Scientists have uncovered why some amphibian populations are making a comeback after being devastated by a deadly fungal disease that wiped out frogs and toads around the world.
The study, led by University College London (UCL), ZSL and Imperial College London, found that the timing of immune development in amphibians plays a key role in whether they survive infection. The research results were published in a magazine natural chemical biology.
A deadly fungus that targets adult amphibians
chytrid mold, Batrachochytrium dendrobatidis (Bd) has caused catastrophic declines in amphibian populations around the world. This fungus causes chytridiomycosis, a disease that damages the skin of frogs and toads and destroys their ability to regulate water, salt, and minerals.
Tadpoles and larvae lack keratin-rich skin, so young amphibians are primarily protected. Bd Eat. As they transform into adults and their skin becomes keratinized, they become vulnerable to infection, often causing mass mortality.
To better understand why some populations recover while others continue to collapse, researchers studied common midwife toads that live around four lakes in the French and Spanish Pyrenees, all of which had severe experiences. Bd occurrence.
In some lakes, toad populations were still declining and almost extinct. However, in the other three lakes, populations recovered even though the fungus remained present in the environment.

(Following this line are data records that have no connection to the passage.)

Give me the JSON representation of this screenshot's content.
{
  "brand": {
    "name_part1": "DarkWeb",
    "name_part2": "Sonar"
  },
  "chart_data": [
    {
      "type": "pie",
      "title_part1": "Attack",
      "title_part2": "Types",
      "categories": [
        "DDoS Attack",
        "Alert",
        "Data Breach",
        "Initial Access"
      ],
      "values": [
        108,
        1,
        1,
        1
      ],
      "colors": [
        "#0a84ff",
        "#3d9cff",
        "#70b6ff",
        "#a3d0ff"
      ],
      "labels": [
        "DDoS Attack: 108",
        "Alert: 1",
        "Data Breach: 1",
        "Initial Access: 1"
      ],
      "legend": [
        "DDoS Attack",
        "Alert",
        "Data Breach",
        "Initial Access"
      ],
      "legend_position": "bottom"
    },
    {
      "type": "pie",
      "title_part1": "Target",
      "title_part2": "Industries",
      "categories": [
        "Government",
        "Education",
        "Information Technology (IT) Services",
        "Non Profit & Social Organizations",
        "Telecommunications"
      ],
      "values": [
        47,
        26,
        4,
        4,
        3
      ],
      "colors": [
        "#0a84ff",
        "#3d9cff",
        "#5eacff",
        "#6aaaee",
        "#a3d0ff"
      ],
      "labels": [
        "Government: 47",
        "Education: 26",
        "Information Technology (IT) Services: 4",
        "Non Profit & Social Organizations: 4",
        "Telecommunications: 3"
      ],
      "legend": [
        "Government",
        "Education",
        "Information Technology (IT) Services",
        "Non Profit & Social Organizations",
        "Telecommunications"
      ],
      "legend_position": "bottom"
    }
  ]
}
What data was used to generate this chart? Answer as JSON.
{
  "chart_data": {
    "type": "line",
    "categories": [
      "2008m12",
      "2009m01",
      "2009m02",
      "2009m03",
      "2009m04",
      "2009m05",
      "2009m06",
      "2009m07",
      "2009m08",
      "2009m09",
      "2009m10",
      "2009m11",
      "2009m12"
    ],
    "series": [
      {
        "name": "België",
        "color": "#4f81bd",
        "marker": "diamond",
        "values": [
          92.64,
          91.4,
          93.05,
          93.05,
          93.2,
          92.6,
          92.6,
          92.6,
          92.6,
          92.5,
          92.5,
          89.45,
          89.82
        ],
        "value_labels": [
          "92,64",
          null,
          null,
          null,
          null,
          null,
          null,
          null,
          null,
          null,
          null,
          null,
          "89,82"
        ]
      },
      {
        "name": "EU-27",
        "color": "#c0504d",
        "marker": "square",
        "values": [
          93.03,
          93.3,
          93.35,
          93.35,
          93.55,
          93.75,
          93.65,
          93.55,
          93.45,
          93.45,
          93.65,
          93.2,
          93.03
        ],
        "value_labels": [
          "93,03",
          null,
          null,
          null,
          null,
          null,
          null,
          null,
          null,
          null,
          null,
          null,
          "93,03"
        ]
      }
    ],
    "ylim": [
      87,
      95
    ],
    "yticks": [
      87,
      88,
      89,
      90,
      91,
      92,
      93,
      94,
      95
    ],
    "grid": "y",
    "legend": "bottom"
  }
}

Early immune protection makes the difference
The research team focused on antimicrobial peptides, natural chemicals that are released by amphibian skin and function as an important part of the immune system.
They found that toads in the recovering population developed these protective peptides much earlier, when they were still tadpoles. By the time we reach adulthood and become more susceptible to infection, Bdtheir immune defenses were already well established.
In contrast, toads from distressed populations produced much less of these protective peptides during the tadpole stage and were not ready for them once they reached adulthood.
Lead author Dr Philip Jarvis, from UCL Chemistry, ZSL Animal Research Institute and Imperial College London, said: “Our study shows that species that have been severely reduced by this disease can still recover, although they have the tools to fight the infection. , it’s all about timing. The disease kills toads and frogs as they grow from tadpoles to adults. Gaining mature immunity during the tadpole stage helps these toads survive and the population persists.”
Dr Jarvis added: “The next step is to look at the factors that prevent these immune systems from maturing early. This could be genetic or due to environmental factors such as temperature or the presence of trout. This could be a big risk to the tadpoles, allowing them to grow into adults and get out of the water sooner, giving them less time to develop their immune systems.”
Over 1,100 hidden immune peptides discovered
To investigate the toads’ chemical defenses, the researchers used mass spectrometry to examine a mixture of peptides (short chains of amino acids) released from the toads’ skin.
This analysis revealed a much larger collection of immune peptides than scientists expected. Of the 1,152 peptides identified, only seven had been previously documented.
The study also found that tadpoles that produce a greater variety of peptides (i.e., have matured defenses before becoming toads) are much more likely to survive despite the continued presence of peptides. Bd occurrence. Populations with low peptides at the tadpole stage continued to suffer from high mortality rates.
Research results could provide inspiration for future medicines
Senior author Professor Alethea Tabor (UCL Chemistry) said: “We have discovered a much greater diversity of peptides than expected. We now need to understand how they work to control pathogens and which peptides have antibacterial properties.”
“Many human medicines were first discovered in nature; penicillin, for example, comes from fungi. Therefore, these peptides are new leads that can be used to help human health. Especially since we have our own problems as a species with increasing antimicrobial resistance and need to find new ways to treat infectious diseases.”
Mass spectrometry allows scientists to measure the mass of molecules with great precision. In this study, the researchers used tandem mass spectrometry at UCL Chemistry to split peptides into smaller fragments, measure those fragments, and reconstruct the structure of each peptide. This process enabled the team to identify and sequence hundreds of previously unknown molecules.
Co-author Dr Kersti Cull (UCL Chemistry) said: “The ability to analyze hundreds to thousands of molecules in parallel has only emerged in the last decade. This approach has been more commonly applied in human health research, for example to differentiate cancer cells from normal tissue, but is increasingly being extended to other areas of biological research.”
The research was funded by the UK’s Natural Environment Research Council (NERC) and the Leverhulme Trust.